The name that keeps coming up is Lorenzo diBonaventura. The former Warner Bros. executive may have the edge for many reasons, one being he’s already there. He signed a new first-look deal (no, not a second-look deal) with Paramount’s Gail Berman on January 1 of this year. And he’s already developing a slate of Paramount/Dreamworks projects and knows the lay of the land.

Lorenzo got kind of a raw deal at Warner Bros, where he was tagged out between second and third during the whole "Superman"/"Batman" catastrophe (I think Alan Horn was at second and Barry Meyer was playing shortstop).

Anyway, these things happen. Eventually a new "Batman" came out, was a hit, etc. Now "Superman" is ready to fly. DiBonaventura has since re-positioned himself as an active and successful producer. The main thing for Viacom, Paramount’s parent company, is that he knows his way around a Big Studio.

But of course, I remind thee: never count out Brad Grey. So far, it’s all talk.

'Dallas': The Ideal Cast, Forget Travolta

If they’re casting the movie version of my beloved TV series "Dallas" for real, I’ve got some better ideas for the producers than the ones they’ve floated.

Their current list of proposed actors sounds terrible, almost like the MAD magazine version —John Travolta, Jennifer Lopez, Jessica Simpson indeed.

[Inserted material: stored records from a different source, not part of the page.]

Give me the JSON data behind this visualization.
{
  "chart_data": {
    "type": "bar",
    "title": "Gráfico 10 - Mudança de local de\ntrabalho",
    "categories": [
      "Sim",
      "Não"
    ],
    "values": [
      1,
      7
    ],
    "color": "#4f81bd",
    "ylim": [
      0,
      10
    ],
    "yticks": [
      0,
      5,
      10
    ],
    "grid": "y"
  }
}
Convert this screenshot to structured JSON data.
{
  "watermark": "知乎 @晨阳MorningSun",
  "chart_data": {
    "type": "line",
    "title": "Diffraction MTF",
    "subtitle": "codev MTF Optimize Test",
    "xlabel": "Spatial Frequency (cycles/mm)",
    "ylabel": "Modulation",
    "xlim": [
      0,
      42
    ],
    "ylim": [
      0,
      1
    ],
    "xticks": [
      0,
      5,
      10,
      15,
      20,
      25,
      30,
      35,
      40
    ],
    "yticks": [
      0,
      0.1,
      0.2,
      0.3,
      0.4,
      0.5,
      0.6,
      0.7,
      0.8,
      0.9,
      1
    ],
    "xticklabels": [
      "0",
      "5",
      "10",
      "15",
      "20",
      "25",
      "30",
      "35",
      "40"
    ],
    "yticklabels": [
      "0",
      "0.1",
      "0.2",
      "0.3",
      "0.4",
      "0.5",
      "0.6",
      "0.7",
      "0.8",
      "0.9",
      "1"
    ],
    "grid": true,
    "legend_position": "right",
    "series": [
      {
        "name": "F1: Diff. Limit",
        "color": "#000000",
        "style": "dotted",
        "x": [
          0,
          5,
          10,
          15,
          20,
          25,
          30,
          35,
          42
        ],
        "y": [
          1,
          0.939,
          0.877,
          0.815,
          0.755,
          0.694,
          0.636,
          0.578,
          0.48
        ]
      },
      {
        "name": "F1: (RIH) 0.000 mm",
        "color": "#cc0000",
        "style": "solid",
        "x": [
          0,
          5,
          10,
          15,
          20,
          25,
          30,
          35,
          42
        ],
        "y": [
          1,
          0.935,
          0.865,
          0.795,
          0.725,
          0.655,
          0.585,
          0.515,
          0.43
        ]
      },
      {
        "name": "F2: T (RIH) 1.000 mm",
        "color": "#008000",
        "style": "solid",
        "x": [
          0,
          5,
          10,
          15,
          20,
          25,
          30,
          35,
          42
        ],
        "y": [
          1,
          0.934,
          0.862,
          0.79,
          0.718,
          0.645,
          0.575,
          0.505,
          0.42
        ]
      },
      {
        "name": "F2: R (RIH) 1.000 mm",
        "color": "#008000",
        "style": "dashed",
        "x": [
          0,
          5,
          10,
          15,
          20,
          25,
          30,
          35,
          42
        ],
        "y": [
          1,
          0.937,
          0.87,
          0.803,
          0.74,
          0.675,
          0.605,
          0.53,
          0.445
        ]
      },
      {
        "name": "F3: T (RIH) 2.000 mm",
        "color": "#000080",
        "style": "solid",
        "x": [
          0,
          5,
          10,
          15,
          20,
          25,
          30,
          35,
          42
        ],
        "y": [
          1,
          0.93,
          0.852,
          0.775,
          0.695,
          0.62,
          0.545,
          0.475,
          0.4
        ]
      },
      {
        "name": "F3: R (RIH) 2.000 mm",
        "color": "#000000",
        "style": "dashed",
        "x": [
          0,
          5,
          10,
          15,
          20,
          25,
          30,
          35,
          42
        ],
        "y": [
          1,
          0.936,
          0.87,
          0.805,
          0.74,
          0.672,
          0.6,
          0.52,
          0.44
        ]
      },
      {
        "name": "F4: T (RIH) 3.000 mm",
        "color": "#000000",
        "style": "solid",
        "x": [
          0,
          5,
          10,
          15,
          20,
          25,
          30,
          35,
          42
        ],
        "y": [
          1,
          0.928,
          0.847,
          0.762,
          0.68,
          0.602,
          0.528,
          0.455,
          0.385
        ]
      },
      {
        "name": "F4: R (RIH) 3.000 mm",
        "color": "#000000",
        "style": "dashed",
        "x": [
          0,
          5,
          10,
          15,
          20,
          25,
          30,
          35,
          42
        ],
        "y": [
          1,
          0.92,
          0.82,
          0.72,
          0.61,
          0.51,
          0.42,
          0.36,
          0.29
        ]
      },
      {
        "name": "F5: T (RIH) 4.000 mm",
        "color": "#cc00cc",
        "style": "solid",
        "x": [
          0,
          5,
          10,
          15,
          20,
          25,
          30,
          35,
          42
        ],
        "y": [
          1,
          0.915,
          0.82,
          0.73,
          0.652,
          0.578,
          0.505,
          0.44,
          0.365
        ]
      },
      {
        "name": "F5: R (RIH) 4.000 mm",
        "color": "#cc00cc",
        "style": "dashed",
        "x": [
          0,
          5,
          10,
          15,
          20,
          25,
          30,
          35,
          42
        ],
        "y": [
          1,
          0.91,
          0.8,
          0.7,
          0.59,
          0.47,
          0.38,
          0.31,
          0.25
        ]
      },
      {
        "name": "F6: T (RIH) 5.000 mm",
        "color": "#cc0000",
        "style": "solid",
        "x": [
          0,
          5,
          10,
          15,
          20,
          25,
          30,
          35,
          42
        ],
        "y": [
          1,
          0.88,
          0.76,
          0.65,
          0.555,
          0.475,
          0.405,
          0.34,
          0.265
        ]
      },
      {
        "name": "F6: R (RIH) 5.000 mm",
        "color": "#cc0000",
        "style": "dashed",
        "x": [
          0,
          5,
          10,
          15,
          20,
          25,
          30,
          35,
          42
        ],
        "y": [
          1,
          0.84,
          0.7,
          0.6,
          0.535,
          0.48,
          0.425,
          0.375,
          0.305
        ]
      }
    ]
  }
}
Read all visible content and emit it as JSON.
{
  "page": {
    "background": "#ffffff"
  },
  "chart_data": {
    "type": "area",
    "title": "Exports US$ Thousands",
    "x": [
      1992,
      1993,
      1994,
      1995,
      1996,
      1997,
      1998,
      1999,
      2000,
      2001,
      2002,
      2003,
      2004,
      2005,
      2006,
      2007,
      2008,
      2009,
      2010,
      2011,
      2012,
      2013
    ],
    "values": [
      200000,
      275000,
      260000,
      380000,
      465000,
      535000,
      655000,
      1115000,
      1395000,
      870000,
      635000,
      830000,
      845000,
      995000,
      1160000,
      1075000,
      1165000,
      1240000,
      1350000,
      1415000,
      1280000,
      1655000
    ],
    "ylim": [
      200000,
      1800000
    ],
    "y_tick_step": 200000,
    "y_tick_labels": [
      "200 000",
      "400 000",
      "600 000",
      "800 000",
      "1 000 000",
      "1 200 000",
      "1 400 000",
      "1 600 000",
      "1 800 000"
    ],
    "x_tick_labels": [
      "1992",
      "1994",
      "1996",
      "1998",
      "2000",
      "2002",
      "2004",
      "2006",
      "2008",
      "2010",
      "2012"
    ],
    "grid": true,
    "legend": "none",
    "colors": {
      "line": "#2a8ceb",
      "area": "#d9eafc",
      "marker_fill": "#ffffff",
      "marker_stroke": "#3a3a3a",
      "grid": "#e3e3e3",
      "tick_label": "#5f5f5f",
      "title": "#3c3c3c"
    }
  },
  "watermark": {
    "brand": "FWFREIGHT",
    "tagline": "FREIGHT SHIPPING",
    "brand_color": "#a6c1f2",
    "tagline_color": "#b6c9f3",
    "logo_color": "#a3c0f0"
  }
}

They’re not getting it, unless this is going to be the campy version of America’s favorite soap opera.

The reason why "Dallas" worked in the first place is because Leonard Katzman, the man who put it together, took it seriously. He would know why John Travolta, so hideous in "Primary Colors," has already tried playing a J.R. Ewing-like character to poor effect.

Make "Dallas" serious, and the rest of it will come together. And while I love Shirley MacLaine, she’s too indomitable for Miss Ellie — unless it’s the Donna Reed version. Barbara Bel Geddes gave the role a wispy softness; she wasn’t brassy.

Clint Eastwood as Jock Ewing

Gene Hackman as Clayton Farlow

Diane Baker as Miss Ellie

George Clooney as JR Ewing

Julia Roberts or Renee Zellweger as Sue Ellen

John Corbett as Bobby Ewing

Liv Tyler as Pam Ewing

Josh Lucas as Cliff Barnes

Amy Adams as Lucy Ewing

Josh Hartnett as Ray Krebs

Rip Torn as Digger Barnes

Kevin Costner as Gary Ewing

Sharon Stone as Valene Ewing

And then there must be very careful casting of the support cast. For one thing, the oil cartel: Jordan Lee, Marilee Stone and that group. They are J.R. and Cliff’s Greek chorus, and "Dallas" lives and dies by their appearances. They give veracity to the whole thing.

At the same time, I question this choice of a director, the Indian woman who made "Bend it Like Beckham." I’m sure she’s great. But why isn’t "Dallas" being made either by a great American director who can handle large ensembles — a la Robert Altman — or recent Oscar-winner Paul Haggis? He has the advantage since his real-life wife, Deborah Rennard, played J.R.’s secretary Sly for about 10 years.